Molto analizzata, ormai vera e propria case history, la campagna di Walnut Creek, startup californiana che ha lanciato con estremo successo una linea di biscotti e di maionese “new tech” già distribuita da Whole Foods, Costco e altre catene nazionali. L’azienda riconosce un compenso mensile allo studio di consulenza MacTavish, presente a San Francisco e New York, che organizza incontri IRL presso i propri appartamenti residenziali: a questi eventi hanno partecipato personalità della finanza e dell’alta tecnologia (tra i quali John Perry Barlow, già membro della band dei Grateful Dead e uno dei fondatori della Electronic Frontier Foundation), giornalisti e anche il fondatore di Walnut Creek, che nel corso della serate ha potuto presentare i nuovi biscotti ricevendo feedback in diretta.

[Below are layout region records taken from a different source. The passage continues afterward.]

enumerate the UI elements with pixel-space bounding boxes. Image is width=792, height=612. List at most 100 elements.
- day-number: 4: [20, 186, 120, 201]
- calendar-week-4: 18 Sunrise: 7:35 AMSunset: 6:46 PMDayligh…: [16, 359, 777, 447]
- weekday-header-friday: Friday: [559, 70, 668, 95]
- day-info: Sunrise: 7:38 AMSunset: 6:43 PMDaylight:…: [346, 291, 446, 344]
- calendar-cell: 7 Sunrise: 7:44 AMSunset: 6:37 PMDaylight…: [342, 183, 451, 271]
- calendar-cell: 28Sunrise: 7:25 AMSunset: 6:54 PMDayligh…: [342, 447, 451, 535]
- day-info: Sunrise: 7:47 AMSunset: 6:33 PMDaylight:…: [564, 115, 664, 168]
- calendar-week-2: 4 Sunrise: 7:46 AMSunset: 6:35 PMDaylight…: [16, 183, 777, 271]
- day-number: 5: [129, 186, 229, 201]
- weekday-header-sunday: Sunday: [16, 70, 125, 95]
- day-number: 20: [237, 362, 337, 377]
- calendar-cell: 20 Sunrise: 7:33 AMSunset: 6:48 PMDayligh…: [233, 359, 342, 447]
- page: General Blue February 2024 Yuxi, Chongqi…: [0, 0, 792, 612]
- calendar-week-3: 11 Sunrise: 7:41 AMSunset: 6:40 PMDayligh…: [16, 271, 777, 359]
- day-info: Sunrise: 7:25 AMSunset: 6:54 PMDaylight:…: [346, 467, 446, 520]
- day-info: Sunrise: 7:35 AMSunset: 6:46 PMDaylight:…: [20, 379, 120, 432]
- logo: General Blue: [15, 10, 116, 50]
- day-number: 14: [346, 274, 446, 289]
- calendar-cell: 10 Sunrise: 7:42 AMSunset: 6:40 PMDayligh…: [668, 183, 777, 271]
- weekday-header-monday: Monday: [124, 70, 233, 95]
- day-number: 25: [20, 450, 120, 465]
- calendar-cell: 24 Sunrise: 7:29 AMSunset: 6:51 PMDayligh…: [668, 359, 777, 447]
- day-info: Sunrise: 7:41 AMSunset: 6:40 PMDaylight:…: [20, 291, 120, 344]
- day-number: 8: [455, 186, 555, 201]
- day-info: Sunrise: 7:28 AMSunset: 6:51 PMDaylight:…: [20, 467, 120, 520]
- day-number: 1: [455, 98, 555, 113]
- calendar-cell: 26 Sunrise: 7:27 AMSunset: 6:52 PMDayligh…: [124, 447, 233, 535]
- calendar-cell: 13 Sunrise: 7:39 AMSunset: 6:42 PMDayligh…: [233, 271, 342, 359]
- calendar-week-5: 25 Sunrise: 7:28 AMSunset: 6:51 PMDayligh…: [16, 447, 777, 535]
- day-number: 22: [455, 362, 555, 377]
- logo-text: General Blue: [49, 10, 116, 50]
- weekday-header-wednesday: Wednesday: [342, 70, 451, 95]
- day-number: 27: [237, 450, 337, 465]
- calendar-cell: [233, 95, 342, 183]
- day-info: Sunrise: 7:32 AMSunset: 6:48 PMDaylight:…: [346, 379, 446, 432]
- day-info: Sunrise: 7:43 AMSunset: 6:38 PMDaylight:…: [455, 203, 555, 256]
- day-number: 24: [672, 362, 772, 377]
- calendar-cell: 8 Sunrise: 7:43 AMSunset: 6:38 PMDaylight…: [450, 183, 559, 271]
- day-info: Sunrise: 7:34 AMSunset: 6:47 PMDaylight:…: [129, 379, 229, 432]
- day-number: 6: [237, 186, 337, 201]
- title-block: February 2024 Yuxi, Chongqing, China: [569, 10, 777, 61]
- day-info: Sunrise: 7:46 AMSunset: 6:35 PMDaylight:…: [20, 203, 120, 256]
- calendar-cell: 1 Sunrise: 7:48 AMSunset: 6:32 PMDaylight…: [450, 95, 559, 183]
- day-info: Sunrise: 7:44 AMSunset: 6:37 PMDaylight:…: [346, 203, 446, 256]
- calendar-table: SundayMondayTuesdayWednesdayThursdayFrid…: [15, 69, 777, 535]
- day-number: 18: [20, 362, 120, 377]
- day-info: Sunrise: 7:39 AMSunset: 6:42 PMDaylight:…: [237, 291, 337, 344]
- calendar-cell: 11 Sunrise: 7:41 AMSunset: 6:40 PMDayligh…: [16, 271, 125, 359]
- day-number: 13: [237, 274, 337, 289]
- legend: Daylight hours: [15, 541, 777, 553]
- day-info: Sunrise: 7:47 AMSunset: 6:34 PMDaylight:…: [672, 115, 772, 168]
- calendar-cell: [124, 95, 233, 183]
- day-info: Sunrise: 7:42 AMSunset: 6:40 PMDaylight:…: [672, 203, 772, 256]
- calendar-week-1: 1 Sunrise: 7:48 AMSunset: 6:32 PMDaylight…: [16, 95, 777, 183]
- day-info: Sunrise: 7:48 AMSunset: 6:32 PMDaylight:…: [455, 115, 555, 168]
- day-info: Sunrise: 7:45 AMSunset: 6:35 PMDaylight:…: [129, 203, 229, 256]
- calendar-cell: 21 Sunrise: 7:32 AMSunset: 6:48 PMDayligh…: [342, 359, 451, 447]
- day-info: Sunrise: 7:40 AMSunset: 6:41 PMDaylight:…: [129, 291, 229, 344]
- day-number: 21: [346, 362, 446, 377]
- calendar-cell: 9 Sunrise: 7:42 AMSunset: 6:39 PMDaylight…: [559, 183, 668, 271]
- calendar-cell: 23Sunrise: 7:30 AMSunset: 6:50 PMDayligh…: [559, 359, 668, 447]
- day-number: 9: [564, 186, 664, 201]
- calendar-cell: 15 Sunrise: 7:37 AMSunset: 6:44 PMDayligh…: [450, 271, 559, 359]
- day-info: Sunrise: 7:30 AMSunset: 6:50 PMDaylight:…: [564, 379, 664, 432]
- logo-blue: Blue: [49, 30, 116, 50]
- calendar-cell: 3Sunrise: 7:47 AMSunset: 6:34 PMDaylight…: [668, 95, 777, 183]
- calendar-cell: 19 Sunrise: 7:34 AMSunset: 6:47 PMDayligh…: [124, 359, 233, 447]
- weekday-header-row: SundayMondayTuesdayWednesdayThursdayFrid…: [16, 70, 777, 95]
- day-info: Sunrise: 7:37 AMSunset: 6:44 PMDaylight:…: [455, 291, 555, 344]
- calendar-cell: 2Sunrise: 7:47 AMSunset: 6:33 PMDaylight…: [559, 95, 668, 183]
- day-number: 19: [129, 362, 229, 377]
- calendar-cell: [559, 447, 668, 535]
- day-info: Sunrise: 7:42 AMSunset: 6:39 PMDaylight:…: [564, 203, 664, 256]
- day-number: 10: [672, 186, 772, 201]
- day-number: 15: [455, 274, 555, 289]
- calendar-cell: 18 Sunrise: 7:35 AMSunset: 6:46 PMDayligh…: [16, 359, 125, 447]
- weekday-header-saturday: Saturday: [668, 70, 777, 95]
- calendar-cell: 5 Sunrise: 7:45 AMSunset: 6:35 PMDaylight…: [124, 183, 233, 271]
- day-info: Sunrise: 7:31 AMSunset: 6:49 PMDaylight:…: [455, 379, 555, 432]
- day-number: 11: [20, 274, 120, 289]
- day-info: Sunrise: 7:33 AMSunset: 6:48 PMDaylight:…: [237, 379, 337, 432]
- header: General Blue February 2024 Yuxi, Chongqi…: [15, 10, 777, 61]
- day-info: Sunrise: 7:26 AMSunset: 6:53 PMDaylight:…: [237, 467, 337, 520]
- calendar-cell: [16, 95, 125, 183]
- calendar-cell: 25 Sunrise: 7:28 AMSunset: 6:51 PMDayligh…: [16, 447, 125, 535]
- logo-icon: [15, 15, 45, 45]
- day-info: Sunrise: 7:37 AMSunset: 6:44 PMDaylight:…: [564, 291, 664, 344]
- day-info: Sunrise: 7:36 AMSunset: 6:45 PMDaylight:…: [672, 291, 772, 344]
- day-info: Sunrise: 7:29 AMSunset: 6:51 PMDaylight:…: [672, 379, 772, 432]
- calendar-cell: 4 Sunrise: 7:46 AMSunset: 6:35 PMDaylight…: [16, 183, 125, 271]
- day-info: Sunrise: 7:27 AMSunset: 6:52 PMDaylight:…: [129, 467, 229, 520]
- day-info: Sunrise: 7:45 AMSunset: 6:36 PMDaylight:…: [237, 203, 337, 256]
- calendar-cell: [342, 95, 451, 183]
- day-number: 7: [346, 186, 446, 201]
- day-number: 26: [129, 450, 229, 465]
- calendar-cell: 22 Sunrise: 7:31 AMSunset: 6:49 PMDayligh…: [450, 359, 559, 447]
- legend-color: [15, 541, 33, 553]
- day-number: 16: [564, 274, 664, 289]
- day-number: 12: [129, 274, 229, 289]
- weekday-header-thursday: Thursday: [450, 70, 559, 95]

Gli organizzatori di questi “incontri spontanei” insistono nel dire che non vendono un servizio bensì un'esperienza. Se questo è vero per la maggior parte degli ospiti, è anche vero che si tratta di un ulteriore passo in avanti verso l’uso estremo del data mining (cioè l’analisi dei dati) e della personalizzazione dell’esperienza individuale per un pubblico sempre più abituato a essere al centro dell’attenzione, con tempo limitato, e che quindi si aspetta eventi personalizzati in ogni occasione.
 
L’innovazione è la sofisticazione esasperata degli algoritmi, che ora cercano di unire preferenze individuali in settori diversi per trovare comunanze a livello “meta-personale” e valutare quale influenza sociale su terzi esercitano i potenziali ospiti (per esempio, sales executive settore informatica, appassionato di vino, sposato a una donna asiatica, viaggi estremo oriente). E l’innovazione dal piunto di vista dell’organizzazione è che i nuovi meeting planner, anche per eventi di pochi partecipanti, utilizzano sempre più i complessi strumenti di analisi dei Big Data.